Last weekend was the west coast book launch / poetry reading of my chapbook, All in the Family. My friend Caitlyn, who I met a few summers ago at the Chesapeake Writer’s Conference, attended and did the honor of introducing me. Here’s what she said:

What drew me to Courtney’s poetry when we first met at a writer’s conference on the banks of the river where I went to college was the same thing that drew me to her. She is sharp, incisive, and open. It makes sense that this small framed but unapologetically fierce woman deals with international arsenals and answers to [4-star Admirals] who usually end up coming to her for help. Like in life, Courtney can be austere and severe, but still remain profoundly accessible on the page. She deals in heavy things – family dysfunction, illness, anger and fear, but she does so concretely. It is through these anecdotal windows into her truths that we see our own. What a gift it is to be confronted with honesty – in digestible stanzas, what an invitation to a fuller, deeper kind of living.

 

Wow. With an intro like that I had to bring my A-game to the reading.

The next day Caitlyn and I headed to Muir Woods for a day of hiking. While on one of the trails we happened upon a monk, hiking with his friend.

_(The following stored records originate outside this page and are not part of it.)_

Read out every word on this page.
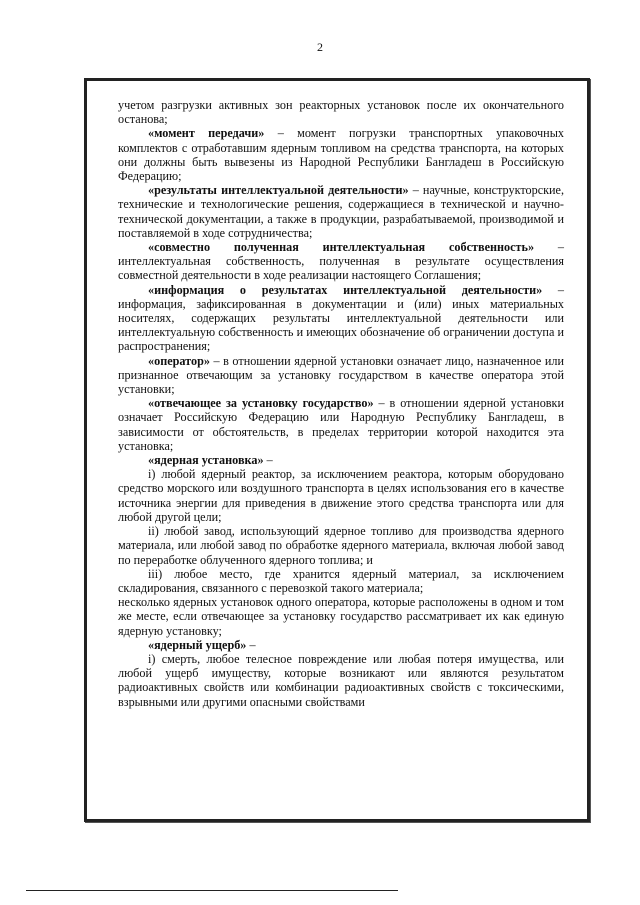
2

учетом разгрузки активных зон реакторных установок после их окончательного останова;

«момент передачи» – момент погрузки транспортных упаковочных комплектов с отработавшим ядерным топливом на средства транспорта, на которых они должны быть вывезены из Народной Республики Бангладеш в Российскую Федерацию;

«результаты интеллектуальной деятельности» – научные, конструкторские, технические и технологические решения, содержащиеся в технической и научно-технической документации, а также в продукции, разрабатываемой, производимой и поставляемой в ходе сотрудничества;

«совместно полученная интеллектуальная собственность» – интеллектуальная собственность, полученная в результате осуществления совместной деятельности в ходе реализации настоящего Соглашения;

«информация о результатах интеллектуальной деятельности» – информация, зафиксированная в документации и (или) иных материальных носителях, содержащих результаты интеллектуальной деятельности или интеллектуальную собственность и имеющих обозначение об ограничении доступа и распространения;

«оператор» – в отношении ядерной установки означает лицо, назначенное или признанное отвечающим за установку государством в качестве оператора этой установки;

«отвечающее за установку государство» – в отношении ядерной установки означает Российскую Федерацию или Народную Республику Бангладеш, в зависимости от обстоятельств, в пределах территории которой находится эта установка;

«ядерная установка» –

i) любой ядерный реактор, за исключением реактора, которым оборудовано средство морского или воздушного транспорта в целях использования его в качестве источника энергии для приведения в движение этого средства транспорта или для любой другой цели;

ii) любой завод, использующий ядерное топливо для производства ядерного материала, или любой завод по обработке ядерного материала, включая любой завод по переработке облученного ядерного топлива; и

iii) любое место, где хранится ядерный материал, за исключением складирования, связанного с перевозкой такого материала;

несколько ядерных установок одного оператора, которые расположены в одном и том же месте, если отвечающее за установку государство рассматривает их как единую ядерную установку;

«ядерный ущерб» –

i) смерть, любое телесное повреждение или любая потеря имущества, или любой ущерб имуществу, которые возникают или являются результатом радиоактивных свойств или комбинации радиоактивных свойств с токсическими, взрывными или другими опасными свойствами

A monk and a man on the trail

A monk and a man on the trail

 

It’s not every day you see a monk hiking in the woods. In fact, for all the hiking I do, I’ve never seen a monk hiking. It was a bit surreal and magical. Later we happened upon him lying on a fallen redwood, the only sounds the woods around us.

A monk on a fallen redwood

A monk on a fallen redwood

 

I haven’t written a poem about it yet but I’m certain there’s one brewing in my brain.